In a continental auto market, Canada has been along for the ride. As for Europeans, they have a history of, for the most part, buying smaller and more efficient vehicles – in part because they have a long history of high gas taxes.

Raising fuel efficiency is key to cutting transportation emissions. Electric vehicles will play a big role - by 2035, Canada aims to have all new vehicles sold be zero-emission = but traditional, gas-fuelled vehicles matter. If the world's 320 million SUVs were a country, it would be the sixth-biggest source of GHGs.

A lot of people like to imagine that fighting global warming is as easy as pointing the finger at the oil sands. Yes, there is big work to be done there to cut emissions. But Canada's millions of SUVs and light trucks emit about two-thirds as much GHGs each year as the entire oil sands.

One big problem with the growing fleet of SUVs and trucks is that they are going to be on the road for years to come. And Ottawa has had no choice but to take that into account in its climate plans. The oil and gas industry is supposed to cut emissions by 40 per cent by 2030 from 2019 levels; in contrast, transportation is expected to be down only 23 per cent.

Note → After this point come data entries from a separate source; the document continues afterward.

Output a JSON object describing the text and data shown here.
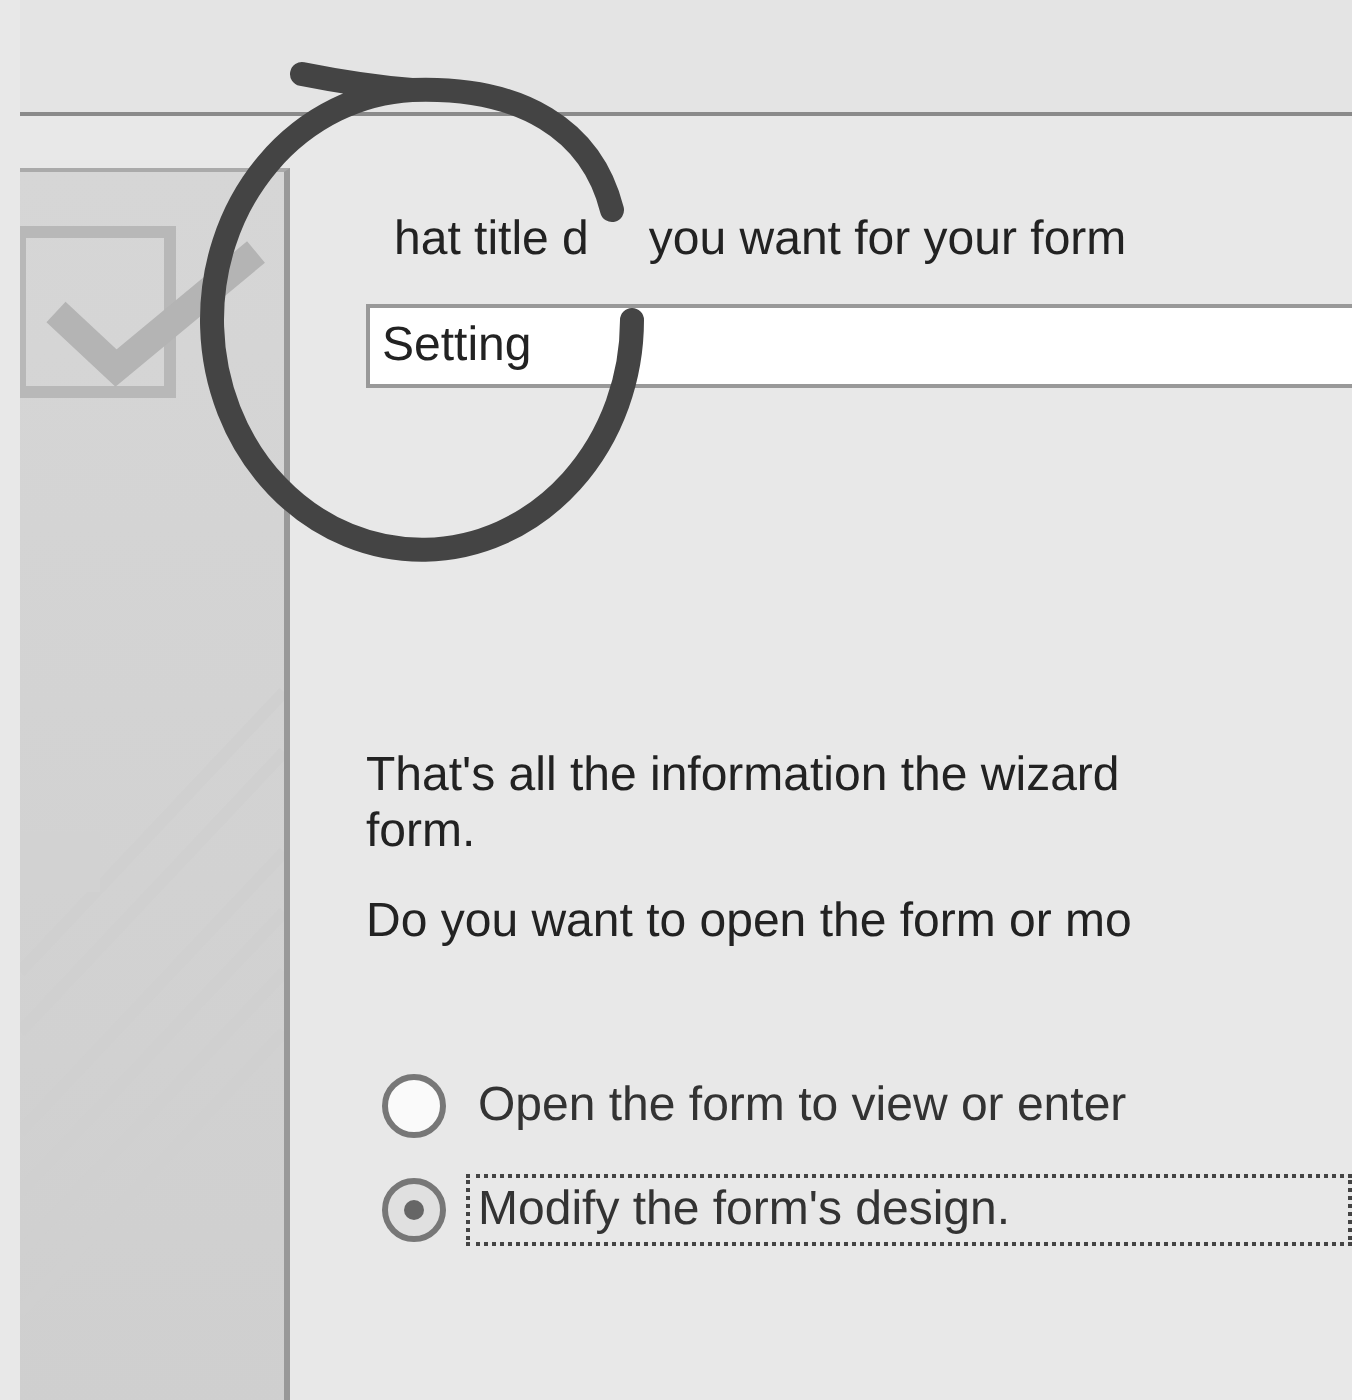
{
  "title_prompt": [
    "hat title d",
    "you want for your form"
  ],
  "title_field": {
    "value": "Setting"
  },
  "info_text": "That's all the information the wizard\nform.",
  "question": "Do you want to open the form or mo",
  "options": [
    {
      "label": "Open the form to view or enter",
      "selected": false
    },
    {
      "label": "Modify the form's design.",
      "selected": true
    }
  ]
}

The carbon tax will help. Less costly EVs, and more people buying them, will help. The soon-to-finally-debut Clean Fuel Standard will also help, though a lot less than originally planned. The harsh reality, however, is that while lowering oil industry emissions is necessary and obvious, it is Canadians' love of hulking vehicles that presents a largely unnoticed and often unmentioned challenge in reducing this country's climate pollution.

Engineers keep making internal-combustion engines more efficient, but the payoff is being squandered. Blame the oil industry if you like; blame the automobile industry if you want. But that 5,000 pound hunk of metal in the driveway? You bought it.